Harness racing, also known as trotting and pacing, first became popular in Sydney in the late 19th century. Trotting meets were staged on the site of Harold Park in Glebe in the 1890s. At this time, the recreation ground was known as the Lille Bridge Electric Running Grounds.
Lille Bridge was opened in January 1890 by enterprising dentists, the brothers John and Thomas Spencer. The grounds were host to cycling, pedestrianism (foot races), athletics and pony racing, as well as trotting, all under electric light at night – this was a number of years before electric street lighting became the norm in Sydney. In 1898, Lille Bridge was closed by the Spencers due to lawlessness of some of the patrons. The grounds were upgraded and reopened in 1900 as the Forest Lodge Racing Grounds.

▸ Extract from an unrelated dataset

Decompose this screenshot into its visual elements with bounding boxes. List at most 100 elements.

In 1902, the NSW Trotting Club was formed and held its first horse racing meets at the Forest Lodge grounds. Within two years, the grounds was leased by James Joynton Smith and were again renamed, this time as the Epping Racecourse.
The NSW Trotting Club eventually bought the grounds in 1911 and built new horse stables. A ‘tote’ was introduced in 1917. Trotting meets continued to be held there but in 1927, the grounds were also home to greyhound racing. A new grandstand was built in 1929, an in this same year, Epping was renamed Harold Park in honour of an American trotting horse called ‘Childe Harold’.
Trotting has been described as the ‘sport of the people’ or a ‘working man’s sport’- it seems it had a special appeal for butchers! – but its popularity languished in the period between the first and second world wars. This was because race meets were held during the weekdays when most people were at work. This is all changed after World War 2 when the main drawcard for punters to come to Harold Park was night time racing (also known as ‘racing under the lights’) from 1949.
The heyday of trotting at Harold Park were the decades of the 1950s and 60s. The most well-attended race was the 1960 Inter-dominion cup when over 50,000 punters packed into the grounds, going so far as to rip down partitions so they could see the race. Another drawcard for Harold Park was the annual Miracle Mile race from 1967.